Sem abrir mão de fazer boa literatura, evitando o proselitismo político, Mário produziu um texto duro, direto, sem rodeios. Em algumas páginas, parece que o sangue jorra na cara do leitor.
Temos a sensação de ter levado um soco, o estômago embrulha, dá vontade de parar ou de ler tudo de uma só vez, para saber como afinal termina a história.
"O Motorista de Médici", este o título do romance do escritor natural de Garanhuns, é sobre tortura, execução dos "comunistas" e inimigos da pátria, pelos agentes da repressão.
O personagem chave é Abel Rodrigues de Lima, de codinome “Cabo Foguinho”, que saiu das fileiras do Exército Brasileiro para integrar o Doi-Codi, órgão que comandou a barbárie no Brasil, após o golpe de 1964.
Incrível é que a história é narrada por um sobrinho do torturador. Quando jovem, amava o tio, tinha por ele admiração. Só veio descobrir o "monstro" muito tempo depois, quando ele estava acabado, decadente, sem que os serviços prestados à ditadura tenham lhe deixado rico ou com a consciência e paz.
Não é um livro fácil de ler por reabrir as feridas, por descortinar o horror do que foi o governo do general Médici.
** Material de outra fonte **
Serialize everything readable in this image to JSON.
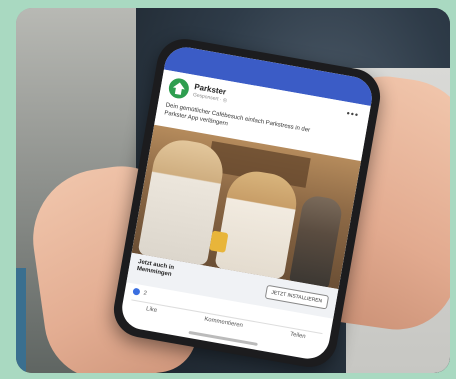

Mas é necessário, num país que até o ano passado era comandado por um fascista admirador do regime de 64 e de torturadores.
Por sinal, no livro de Mário Rodrigues, personagens reais e fictícios se misturam, com citações a esquerdistas e direitistas, como Dilma Rousseff, uma das torturadas pelo governo militar, e o delegado Fleury, que foi um dos agentes brutais do regime.
Mário Rodrigues não é um estreante, já publicou diversos livros, como "Receita Para se Fazer um Monstro", publicado pela editora Record e vencedor do Prêmio Sesc de Literatura de 2016.
Em "O Motorista de Médici" o autor não abre mão de referências a Garanhuns e cidades do Agreste (Canhotinho é a terra natal de Abel), Recife, São Paulo, fazendo como que um mosaico do Brasil dos anos 70.
Da época em que o povo comemorou o tricampeonato mundial de futebol, enquanto o pau comia nos porões do regime.